The flexible packaging recycling project, Materials Recovery for the Future, brings together brand owners, manufacturers, and packaging industry organizations that want to improve recycling and increase recovery rates for flexible film and packaging options such as resealable food packages, pouches for soups and tuna, pet food bags, and snack bags. The research aims to create a mainstream recovery solution for flexible packaging.
Project sponsors include Dow Chemical, PepsiCo, Procter & Gamble, Nestlé Purina PetCare and Nestlé USA, Sealed Air, and SC Johnson, as well as the Association for Postconsumer Plastic Recyclers, the Flexible Packaging Association and SPI: The Plastics Industry Trade Association.

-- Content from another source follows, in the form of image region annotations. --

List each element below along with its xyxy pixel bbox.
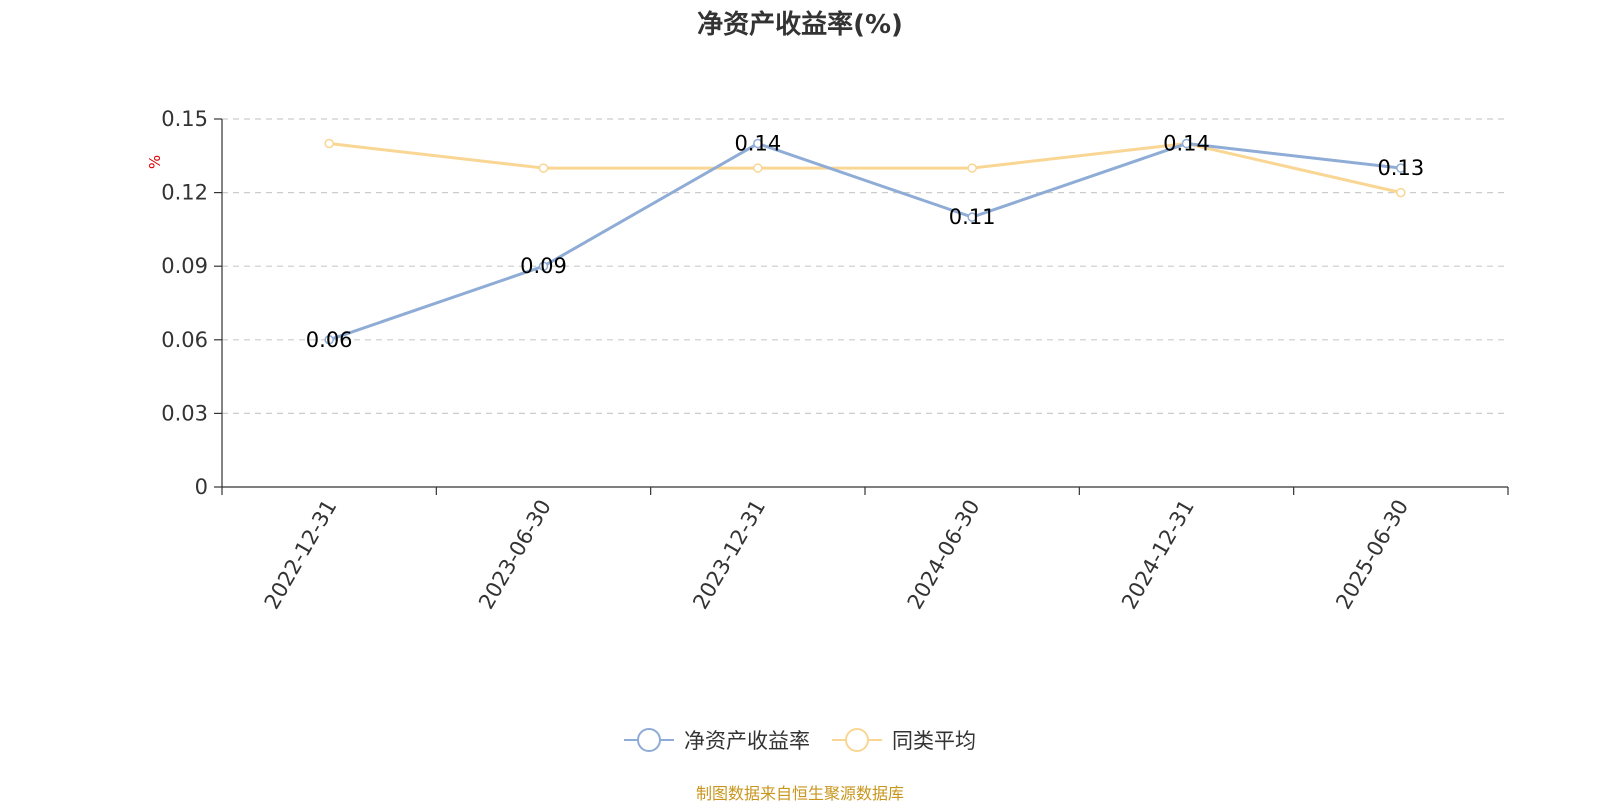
data-point-series2: [324, 138, 334, 149]
legend-item-series1[interactable]: 净资产收益率: [624, 725, 810, 755]
data-label: 0.13: [1377, 156, 1424, 180]
data-labels: 0.06 0.09 0.14 0.11 0.14 0.13: [306, 132, 1424, 352]
legend-item-series2[interactable]: 同类平均: [832, 725, 976, 755]
legend-marker-series2: [832, 728, 882, 752]
grid-lines: [222, 118, 1508, 414]
x-tick-label: 2023-06-30: [474, 496, 556, 614]
y-tick-label: 0.03: [161, 401, 208, 425]
y-tick-label: 0.12: [161, 181, 208, 205]
series-lines: [324, 138, 1406, 345]
data-point-series1: [967, 212, 977, 222]
data-point-series1: [324, 335, 334, 345]
legend-marker-series1: [624, 728, 674, 752]
x-tick-label: 2022-12-31: [260, 496, 342, 614]
data-point-series1: [538, 261, 549, 271]
chart-title: 净资产收益率(%): [697, 10, 903, 40]
data-label: 0.09: [520, 254, 567, 278]
axes: 0 0.03 0.06 0.09 0.12 0.15% 2022-12-31 2023-06-…: [146, 107, 1509, 614]
series-line-2: [328, 142, 1402, 195]
data-point-series2: [967, 163, 977, 173]
data-label: 0.14: [1163, 132, 1210, 156]
x-tick-label: 2023-12-31: [688, 496, 770, 614]
data-point-series1: [753, 138, 763, 149]
data-label: 0.11: [949, 205, 996, 229]
data-point-series2: [1396, 187, 1406, 198]
y-tick-label: 0.06: [161, 328, 208, 352]
x-tick-label: 2024-12-31: [1117, 496, 1199, 614]
data-point-series1: [1181, 138, 1192, 149]
x-tick-label: 2024-06-30: [903, 496, 985, 614]
y-axis-unit: %: [146, 155, 164, 169]
source-note: 制图数据来自恒生聚源数据库: [695, 784, 904, 803]
legend-label-series2: 同类平均: [892, 729, 976, 753]
series-line-1: [328, 142, 1402, 342]
y-tick-label: 0: [195, 475, 208, 499]
data-point-series2: [538, 163, 549, 173]
line-chart: 0 0.03 0.06 0.09 0.12 0.15% 2022-12-31 2023-06-…: [146, 107, 1509, 614]
data-point-series2: [753, 163, 763, 173]
chart-legend: 净资产收益率 同类平均: [0, 722, 1600, 758]
y-tick-label: 0.09: [161, 254, 208, 278]
y-tick-label: 0.15: [161, 107, 208, 131]
x-tick-label: 2025-06-30: [1331, 496, 1413, 614]
legend-label-series1: 净资产收益率: [684, 729, 810, 753]
data-point-series1: [1396, 163, 1406, 173]
data-label: 0.14: [734, 132, 781, 156]
data-label: 0.06: [306, 328, 353, 352]
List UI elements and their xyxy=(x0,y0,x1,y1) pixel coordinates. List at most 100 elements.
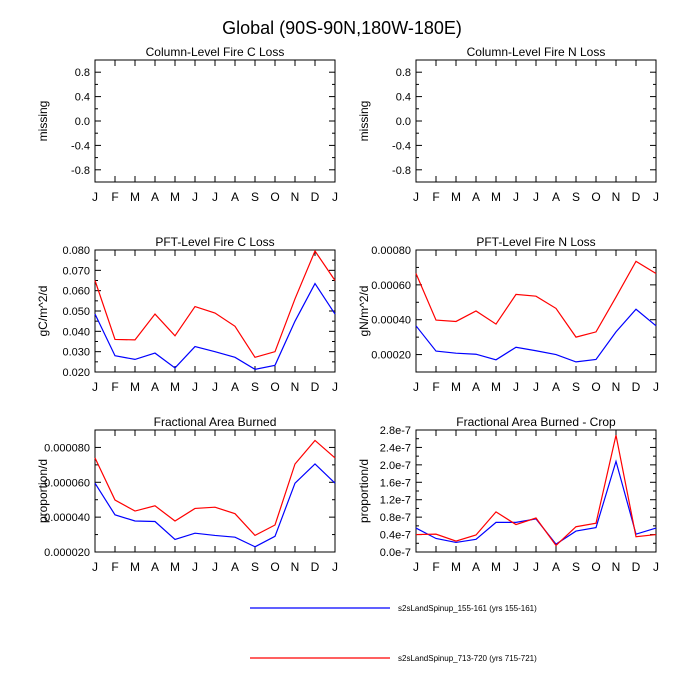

Resource Recycling Systems, which developed the test methodology, will conduct the first phase of the research, which will include baseline testing of the existing sortation technologies commonly used in material recovery facilities, such as screens and optical scanners. A representative mix of the flexible packaging generated by consumers will be created and added at an appropriate concentration to single stream recyclables for testing. This mixed stream will be run through the sorters, and the amount of flexible packaging captured in the resulting bale will be measured to determine sorting effectiveness.
Diane Herndon, sustainability manager at Nestlé Purina PetCare, says the flexible packaging research is the first to use this methodology. The group says it expects to publish results in the second quarter of 2016.
In another effort to increase recycling rates for flexible packaging, Axion Consulting, Dow Chemical, Nestlé, Unilever and other global companies say they have made “significant” process in a collaborative R&D project, called Reflex. The partners include: Amcor, Dow Chemical, Interflex Group, Nestlé UK, SITA Holdings, Tomra Sorting and Unilever UK Central Resources.